Format reviewed: PC - Windows
Submitted by: Darran Jones
Magic the Gathering is one of my favourite ever games, so you'll be somewhat unsurprised to learn that I'm a huge fan of Microprose's excellent PC version.
Set in the mystical world of Shandalar, your task is to defeat five rival wizards (representing the five colours of magic) and restore peace to the shattered world. This is achieved by simply playing Magic the Gathering – beautifully recreated by the way – against a variety of different enemies.
What's interesting here though is that each duelist has their own life totals and card decks, meaning that the game offers a surprising amount of variety. A Druid for example only has 6 life points and some pretty weak cards at his disposal, while duelists like the Summoner have access to powerful rares like Birds of Paradise, which give them a huge benefit when you first face them.
Whenever you do defeat an opponent you're given the choice of winning specific cards or learning a clue to defeat the region's wizard. This is where the beauty of Magic the Gathering becomes fully apparent as you're able to continually edit your deck, until it becomes a formidable creation.

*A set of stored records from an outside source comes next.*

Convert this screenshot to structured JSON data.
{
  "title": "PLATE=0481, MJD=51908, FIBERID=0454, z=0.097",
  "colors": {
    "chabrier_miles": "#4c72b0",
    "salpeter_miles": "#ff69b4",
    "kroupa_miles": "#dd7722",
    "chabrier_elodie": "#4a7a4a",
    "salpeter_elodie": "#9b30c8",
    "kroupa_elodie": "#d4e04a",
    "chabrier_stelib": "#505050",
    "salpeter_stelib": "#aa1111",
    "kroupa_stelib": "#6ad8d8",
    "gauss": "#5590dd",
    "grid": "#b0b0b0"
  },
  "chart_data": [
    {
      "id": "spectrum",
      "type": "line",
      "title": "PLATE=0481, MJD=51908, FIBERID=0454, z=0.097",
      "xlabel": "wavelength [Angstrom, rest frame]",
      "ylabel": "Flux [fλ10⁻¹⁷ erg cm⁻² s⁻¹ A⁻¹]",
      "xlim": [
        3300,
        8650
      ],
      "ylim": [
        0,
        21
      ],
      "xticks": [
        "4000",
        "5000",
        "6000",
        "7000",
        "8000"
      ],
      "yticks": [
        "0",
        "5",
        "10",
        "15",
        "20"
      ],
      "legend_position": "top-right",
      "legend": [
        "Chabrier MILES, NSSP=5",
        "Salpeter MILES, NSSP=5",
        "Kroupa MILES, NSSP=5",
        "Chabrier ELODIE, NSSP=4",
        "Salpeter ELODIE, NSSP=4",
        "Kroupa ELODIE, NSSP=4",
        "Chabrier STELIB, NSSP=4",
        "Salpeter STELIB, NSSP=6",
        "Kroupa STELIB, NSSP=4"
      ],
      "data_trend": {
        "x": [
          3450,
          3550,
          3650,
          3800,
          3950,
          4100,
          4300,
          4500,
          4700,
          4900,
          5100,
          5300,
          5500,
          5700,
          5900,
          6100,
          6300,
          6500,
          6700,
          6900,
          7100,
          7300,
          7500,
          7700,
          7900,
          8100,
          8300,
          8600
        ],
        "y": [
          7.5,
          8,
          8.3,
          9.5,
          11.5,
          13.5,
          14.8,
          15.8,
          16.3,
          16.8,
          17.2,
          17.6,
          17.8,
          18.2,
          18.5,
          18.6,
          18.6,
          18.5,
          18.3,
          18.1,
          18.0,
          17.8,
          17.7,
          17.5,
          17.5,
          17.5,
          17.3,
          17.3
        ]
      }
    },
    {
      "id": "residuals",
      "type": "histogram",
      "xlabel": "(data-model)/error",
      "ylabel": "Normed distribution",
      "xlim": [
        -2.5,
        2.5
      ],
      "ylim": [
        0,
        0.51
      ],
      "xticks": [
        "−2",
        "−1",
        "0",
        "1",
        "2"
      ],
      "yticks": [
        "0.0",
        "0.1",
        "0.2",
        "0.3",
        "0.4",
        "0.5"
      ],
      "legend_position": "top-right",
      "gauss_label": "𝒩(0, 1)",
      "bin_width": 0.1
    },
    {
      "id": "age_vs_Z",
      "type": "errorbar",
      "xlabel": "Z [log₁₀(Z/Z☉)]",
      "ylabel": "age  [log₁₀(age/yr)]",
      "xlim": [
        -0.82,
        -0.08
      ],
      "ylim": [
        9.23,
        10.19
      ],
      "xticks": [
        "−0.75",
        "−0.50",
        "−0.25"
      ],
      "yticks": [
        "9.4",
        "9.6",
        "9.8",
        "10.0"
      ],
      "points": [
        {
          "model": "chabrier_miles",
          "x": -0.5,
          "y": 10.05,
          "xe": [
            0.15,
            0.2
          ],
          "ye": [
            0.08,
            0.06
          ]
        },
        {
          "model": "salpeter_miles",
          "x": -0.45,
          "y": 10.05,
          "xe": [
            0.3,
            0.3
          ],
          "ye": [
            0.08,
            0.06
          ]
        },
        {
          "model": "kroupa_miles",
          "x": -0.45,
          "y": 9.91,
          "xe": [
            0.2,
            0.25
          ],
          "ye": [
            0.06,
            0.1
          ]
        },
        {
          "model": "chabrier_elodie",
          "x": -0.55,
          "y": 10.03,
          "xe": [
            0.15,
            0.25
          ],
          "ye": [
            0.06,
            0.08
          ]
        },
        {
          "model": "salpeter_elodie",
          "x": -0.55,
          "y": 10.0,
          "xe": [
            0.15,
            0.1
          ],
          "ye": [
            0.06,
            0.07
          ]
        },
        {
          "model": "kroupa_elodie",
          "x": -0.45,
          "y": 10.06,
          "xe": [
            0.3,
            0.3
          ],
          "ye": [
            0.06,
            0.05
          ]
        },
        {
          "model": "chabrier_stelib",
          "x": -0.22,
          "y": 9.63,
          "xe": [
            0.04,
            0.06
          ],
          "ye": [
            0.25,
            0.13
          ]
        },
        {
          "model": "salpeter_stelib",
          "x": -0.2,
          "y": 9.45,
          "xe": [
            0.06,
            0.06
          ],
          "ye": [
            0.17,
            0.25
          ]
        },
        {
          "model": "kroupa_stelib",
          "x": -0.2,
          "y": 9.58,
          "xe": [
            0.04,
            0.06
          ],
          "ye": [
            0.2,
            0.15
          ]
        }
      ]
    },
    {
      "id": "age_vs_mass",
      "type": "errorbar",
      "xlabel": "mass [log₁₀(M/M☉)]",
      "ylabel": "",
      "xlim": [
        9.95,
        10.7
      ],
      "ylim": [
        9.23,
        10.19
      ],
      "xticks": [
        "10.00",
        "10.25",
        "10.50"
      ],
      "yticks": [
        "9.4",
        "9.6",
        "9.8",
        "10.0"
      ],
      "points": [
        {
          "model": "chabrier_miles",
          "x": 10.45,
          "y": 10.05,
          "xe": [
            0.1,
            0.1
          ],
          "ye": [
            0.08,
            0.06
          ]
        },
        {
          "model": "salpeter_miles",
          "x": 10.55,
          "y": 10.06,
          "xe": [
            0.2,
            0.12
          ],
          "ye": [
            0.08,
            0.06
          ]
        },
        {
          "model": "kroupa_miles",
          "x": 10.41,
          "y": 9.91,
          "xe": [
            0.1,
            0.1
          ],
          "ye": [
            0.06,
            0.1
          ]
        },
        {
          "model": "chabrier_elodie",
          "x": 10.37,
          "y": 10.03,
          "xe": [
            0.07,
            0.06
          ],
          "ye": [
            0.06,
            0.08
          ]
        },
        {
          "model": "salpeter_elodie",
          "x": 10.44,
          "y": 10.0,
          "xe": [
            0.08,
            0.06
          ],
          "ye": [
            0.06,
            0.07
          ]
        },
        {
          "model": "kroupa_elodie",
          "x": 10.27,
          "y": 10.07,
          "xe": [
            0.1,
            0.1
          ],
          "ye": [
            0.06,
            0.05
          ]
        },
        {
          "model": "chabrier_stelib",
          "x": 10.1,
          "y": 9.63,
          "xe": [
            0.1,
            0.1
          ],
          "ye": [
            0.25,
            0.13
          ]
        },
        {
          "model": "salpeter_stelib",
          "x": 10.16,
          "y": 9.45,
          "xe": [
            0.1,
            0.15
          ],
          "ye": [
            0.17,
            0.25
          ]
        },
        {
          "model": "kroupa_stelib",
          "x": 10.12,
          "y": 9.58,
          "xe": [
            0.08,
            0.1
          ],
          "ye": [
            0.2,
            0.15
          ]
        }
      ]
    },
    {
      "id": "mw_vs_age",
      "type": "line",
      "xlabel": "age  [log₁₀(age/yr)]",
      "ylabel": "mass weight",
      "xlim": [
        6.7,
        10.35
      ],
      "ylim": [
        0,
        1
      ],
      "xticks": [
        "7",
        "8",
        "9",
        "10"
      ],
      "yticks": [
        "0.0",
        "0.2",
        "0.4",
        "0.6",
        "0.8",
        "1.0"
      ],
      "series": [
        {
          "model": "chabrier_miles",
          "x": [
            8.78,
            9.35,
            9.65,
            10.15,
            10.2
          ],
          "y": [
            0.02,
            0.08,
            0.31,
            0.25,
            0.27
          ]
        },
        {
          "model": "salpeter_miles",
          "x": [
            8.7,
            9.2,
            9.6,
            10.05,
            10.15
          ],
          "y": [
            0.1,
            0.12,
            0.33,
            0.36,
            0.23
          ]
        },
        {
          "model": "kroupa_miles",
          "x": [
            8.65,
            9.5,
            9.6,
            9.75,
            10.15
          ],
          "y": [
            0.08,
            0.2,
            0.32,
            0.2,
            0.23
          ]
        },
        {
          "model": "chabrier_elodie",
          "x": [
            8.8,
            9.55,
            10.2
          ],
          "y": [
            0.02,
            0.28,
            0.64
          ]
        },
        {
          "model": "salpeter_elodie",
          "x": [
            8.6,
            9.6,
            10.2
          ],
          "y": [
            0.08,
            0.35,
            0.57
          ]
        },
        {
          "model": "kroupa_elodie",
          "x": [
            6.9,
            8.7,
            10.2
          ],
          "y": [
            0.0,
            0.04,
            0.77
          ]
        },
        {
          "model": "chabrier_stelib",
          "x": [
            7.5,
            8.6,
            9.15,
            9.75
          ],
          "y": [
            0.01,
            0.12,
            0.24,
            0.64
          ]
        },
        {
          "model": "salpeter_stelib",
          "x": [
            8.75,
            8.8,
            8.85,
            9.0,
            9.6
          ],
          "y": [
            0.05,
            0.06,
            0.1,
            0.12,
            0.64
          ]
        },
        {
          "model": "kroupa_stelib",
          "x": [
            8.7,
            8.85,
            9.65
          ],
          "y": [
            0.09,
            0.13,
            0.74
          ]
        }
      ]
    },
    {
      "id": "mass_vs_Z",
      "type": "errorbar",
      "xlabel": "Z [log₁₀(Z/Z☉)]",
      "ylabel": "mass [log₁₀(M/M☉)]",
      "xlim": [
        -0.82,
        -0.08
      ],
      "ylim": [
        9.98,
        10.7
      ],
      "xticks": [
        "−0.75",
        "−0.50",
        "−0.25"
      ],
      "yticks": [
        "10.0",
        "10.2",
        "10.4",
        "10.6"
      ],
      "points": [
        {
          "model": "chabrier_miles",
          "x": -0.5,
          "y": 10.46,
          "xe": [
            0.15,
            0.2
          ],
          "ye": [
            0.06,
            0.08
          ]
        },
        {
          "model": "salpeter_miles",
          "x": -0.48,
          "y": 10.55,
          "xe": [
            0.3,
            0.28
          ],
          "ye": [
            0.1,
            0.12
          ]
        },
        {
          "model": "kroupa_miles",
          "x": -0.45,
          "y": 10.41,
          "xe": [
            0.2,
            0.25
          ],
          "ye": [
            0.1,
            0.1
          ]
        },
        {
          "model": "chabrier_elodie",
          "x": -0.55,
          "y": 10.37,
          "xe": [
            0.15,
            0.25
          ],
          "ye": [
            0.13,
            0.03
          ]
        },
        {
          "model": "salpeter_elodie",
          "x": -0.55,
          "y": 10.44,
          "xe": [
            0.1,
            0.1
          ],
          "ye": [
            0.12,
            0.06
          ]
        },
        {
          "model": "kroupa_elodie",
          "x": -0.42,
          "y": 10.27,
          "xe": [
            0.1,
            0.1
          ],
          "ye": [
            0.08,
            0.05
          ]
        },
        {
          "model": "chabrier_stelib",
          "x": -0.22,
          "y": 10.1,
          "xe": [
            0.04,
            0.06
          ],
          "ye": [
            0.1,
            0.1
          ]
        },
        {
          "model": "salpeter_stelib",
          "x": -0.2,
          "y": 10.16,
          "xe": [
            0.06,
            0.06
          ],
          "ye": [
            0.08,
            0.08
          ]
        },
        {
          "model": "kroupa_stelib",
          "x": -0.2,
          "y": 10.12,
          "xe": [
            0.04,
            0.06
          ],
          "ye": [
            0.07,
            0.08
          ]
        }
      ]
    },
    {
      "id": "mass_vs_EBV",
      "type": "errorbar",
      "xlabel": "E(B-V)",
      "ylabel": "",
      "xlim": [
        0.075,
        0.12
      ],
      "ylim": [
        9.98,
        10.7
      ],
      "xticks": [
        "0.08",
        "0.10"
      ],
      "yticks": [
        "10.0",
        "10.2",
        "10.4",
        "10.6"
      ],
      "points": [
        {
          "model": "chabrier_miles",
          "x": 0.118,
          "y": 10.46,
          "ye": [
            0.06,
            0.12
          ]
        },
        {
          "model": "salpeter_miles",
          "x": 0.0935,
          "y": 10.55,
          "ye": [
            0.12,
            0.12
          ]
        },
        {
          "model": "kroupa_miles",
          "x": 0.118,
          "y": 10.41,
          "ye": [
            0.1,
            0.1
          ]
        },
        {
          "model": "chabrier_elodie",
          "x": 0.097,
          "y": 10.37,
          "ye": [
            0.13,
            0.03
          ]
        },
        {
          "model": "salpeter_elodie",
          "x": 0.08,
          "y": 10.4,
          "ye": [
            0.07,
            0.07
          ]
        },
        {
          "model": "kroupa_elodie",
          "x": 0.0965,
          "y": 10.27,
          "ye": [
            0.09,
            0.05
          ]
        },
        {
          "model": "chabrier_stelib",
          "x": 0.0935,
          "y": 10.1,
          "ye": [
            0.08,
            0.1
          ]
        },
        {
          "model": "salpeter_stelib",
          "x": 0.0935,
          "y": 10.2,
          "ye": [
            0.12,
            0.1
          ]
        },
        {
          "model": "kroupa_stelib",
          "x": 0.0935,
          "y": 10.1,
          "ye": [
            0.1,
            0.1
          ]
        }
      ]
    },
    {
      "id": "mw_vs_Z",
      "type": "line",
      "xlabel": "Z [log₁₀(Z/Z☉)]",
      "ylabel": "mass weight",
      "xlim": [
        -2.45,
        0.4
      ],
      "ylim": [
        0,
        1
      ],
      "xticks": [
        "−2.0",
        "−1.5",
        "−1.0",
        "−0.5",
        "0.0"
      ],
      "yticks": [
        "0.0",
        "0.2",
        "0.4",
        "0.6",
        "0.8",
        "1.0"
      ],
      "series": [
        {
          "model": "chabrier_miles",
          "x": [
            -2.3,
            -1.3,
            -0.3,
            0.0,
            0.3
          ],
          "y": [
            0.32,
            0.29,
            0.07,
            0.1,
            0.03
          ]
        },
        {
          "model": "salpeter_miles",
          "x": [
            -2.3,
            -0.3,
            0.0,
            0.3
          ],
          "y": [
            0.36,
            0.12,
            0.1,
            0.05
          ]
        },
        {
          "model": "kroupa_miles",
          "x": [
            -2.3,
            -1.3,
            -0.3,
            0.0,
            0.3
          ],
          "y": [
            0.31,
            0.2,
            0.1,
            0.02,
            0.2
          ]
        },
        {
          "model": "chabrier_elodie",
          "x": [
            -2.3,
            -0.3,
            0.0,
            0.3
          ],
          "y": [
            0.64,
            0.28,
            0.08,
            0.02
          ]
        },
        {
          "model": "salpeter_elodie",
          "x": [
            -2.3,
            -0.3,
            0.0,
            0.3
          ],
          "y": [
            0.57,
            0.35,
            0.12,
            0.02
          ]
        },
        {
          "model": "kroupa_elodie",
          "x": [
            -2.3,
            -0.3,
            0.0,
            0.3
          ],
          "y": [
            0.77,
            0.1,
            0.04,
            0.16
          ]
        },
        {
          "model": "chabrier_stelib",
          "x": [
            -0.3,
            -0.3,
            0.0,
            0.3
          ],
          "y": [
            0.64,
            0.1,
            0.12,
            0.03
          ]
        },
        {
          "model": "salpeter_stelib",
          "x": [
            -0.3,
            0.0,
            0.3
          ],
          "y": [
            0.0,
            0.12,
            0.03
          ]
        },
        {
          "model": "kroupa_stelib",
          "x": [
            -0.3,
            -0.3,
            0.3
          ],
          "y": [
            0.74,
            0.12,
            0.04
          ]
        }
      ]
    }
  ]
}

Visiting towns enables you to buy new cards and food, edit your deck and accept quests, while hidden ruins that appear on the world map can reveal new monsters to duel or powerful cards to use. Microprose even added 12 exclusive new cards to the game that weren't available anywhere else;including the powerful Aswan Jaguar, Rainbow Knights and Gem Bazaar, which made the game even more desirable to hardcore fans.
In fact, the only downside to this excellent game is that it didn't receive anywhere near the original expansions that were promised and that the first version of the game suffered from a bug that enabled you to only play it on Windows 95 (I've managed to play it on Vista with only a few graphical glitches here and there though).
If you do decide to hunt Magic the Gathering down, then be sure to pick up the the Duels of the Planeswalkers version as it features the expansion pack Spells of the Ancients and 80 additional cards from Legends and The Dark.
With Wizards of the Coast now making a fortune on the (admittedly excellent) online version of Magic the Gathering, it's unlikely that we'll ever see a similar offering like Microprose's effort, so do everything you can to get your hands on a copy. It really is worth it.